Six infirmières travaillant dans la salle d’urgence d’un centre hospitalier d’un CIUSSS-de-l’Île-de-Montréal ont participé à cette étude. Parmi elles, trois travaillaient de jour, deux, de soir et une, de nuit. La collecte de données a été réalisée au moyen d’observation à distance d’infirmières, d’entretiens semi-structurés et de conversations informelles. Ces données ont été analysées à l’aide de la méthode d’analyse thématique de Braun et Clarke (2006).
Les résultats indiquent que soigner est un verbe qui est lourd de sens, assorti de différentes épithètes entraînant diverses réactions lorsque associés à la personne âgée. D’attitudes positives à négatives, celles qu’adoptent les infirmières de la salle d’urgence d’aujourd’hui en ce qui concerne les soins aux personnes âgées sont davantage négatives. Cette réalité découle de l’augmentation incontestable de leur nombre dans ce milieu de soins, ce qui provoque ainsi un paradoxe entre la culture de soins d’urgence et celle des soins aux personnes âgées. Nos résultats soulignent qu’il est significatif pour les infirmières travaillant à la salle d’urgence de s’engager dans une dynamique de soins humaniste envers les personnes âgées afin d’assurer non seulement des soins de qualité, mais aussi leur bien-être. En outre, notre étude démontre que, pour soigner une personne âgée, il est important de « prendre en charge » globalement, ce qui relève de l’holisme et de l’évaluation de la personne âgée en tenant compte de dimensions physique, émotionnelle, mentale et environnementale. Toutefois, dans le contexte de la salle d’urgence, les infirmières considèrent cette prise en charge comme étant complexe et difficile. D’autre part, les significations qu’accordent les infirmières aux soins aux personnes âgées semblent être influencées par leurs perspectives plutôt négatives sur le vieillissement ainsi que par le rythme des soins à la personne âgée, imposé par un système de santé qui prône la performance. Il semble que ces éléments ont une influence sur la possibilité des infirmières à reconnaître l’importance des personnes âgées et à accepter la complexité de leurs soins ainsi que leur individualité.

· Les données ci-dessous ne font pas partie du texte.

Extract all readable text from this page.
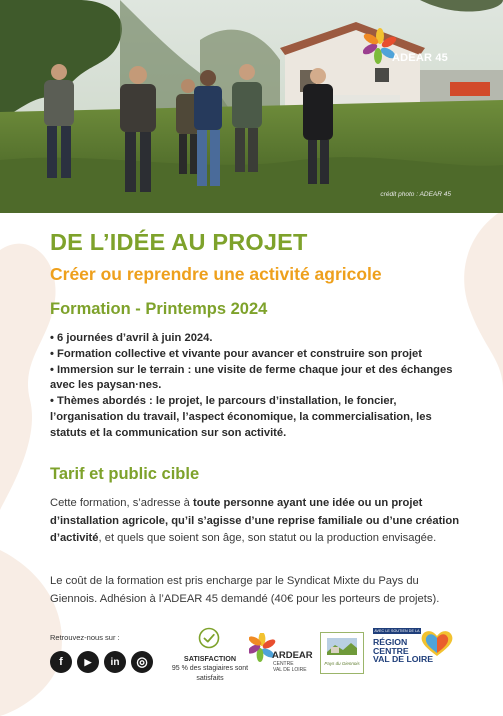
ADEAR 45
crédit photo : ADEAR 45
DE L’IDÉE AU PROJET
Créer ou reprendre une activité agricole
Formation - Printemps 2024
• 6 journées d’avril à juin 2024.
• Formation collective et vivante pour avancer et construire son projet
• Immersion sur le terrain : une visite de ferme chaque jour et des échanges avec les paysan·nes.
• Thèmes abordés : le projet, le parcours d’installation, le foncier, l’organisation du travail, l’aspect économique, la commercialisation, les statuts et la communication sur son activité.
Tarif et public cible

Cette formation, s’adresse à toute personne ayant une idée ou un projet d’installation agricole, qu’il s’agisse d’une reprise familiale ou d’une création d’activité, et quels que soient son âge, son statut ou la production envisagée.

Le coût de la formation est pris encharge par le Syndicat Mixte du Pays du Giennois. Adhésion à l’ADEAR 45 demandé (40€ pour les porteurs de projets).

Retrouvez-nous sur :
f	▶	in	◎	SATISFACTION
95 % des stagiaires sont satisfaits
ARDEAR
CENTRE
VAL DE LOIRE
Pays du Giennois
AVEC LE SOUTIEN DE LA
RÉGION
CENTRE
VAL DE LOIRE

Il est impératif de revaloriser l’humanité au cœur des soins d’urgence à tous les niveaux, d’autant que les personnes âgées sont bien présentes dans ce milieu. À cet égard, nos résultats démontrent que pour y arriver, il est nécessaire que les infirmières pensent à leurs soins dans une perspective infirmière, et non biomédicale. À ce sujet, il faut guider les infirmières et les étudiantes infirmières pour qu’elles s’approprient l’art du « prendre soin » en favorisant l’acquisition de connaissances et le déploiement de compétences à l’égard des soins aux personnes âgées. De telles mesures permettraient aux personnes âgées d’être soignées avec des soins de qualité en toute dignité.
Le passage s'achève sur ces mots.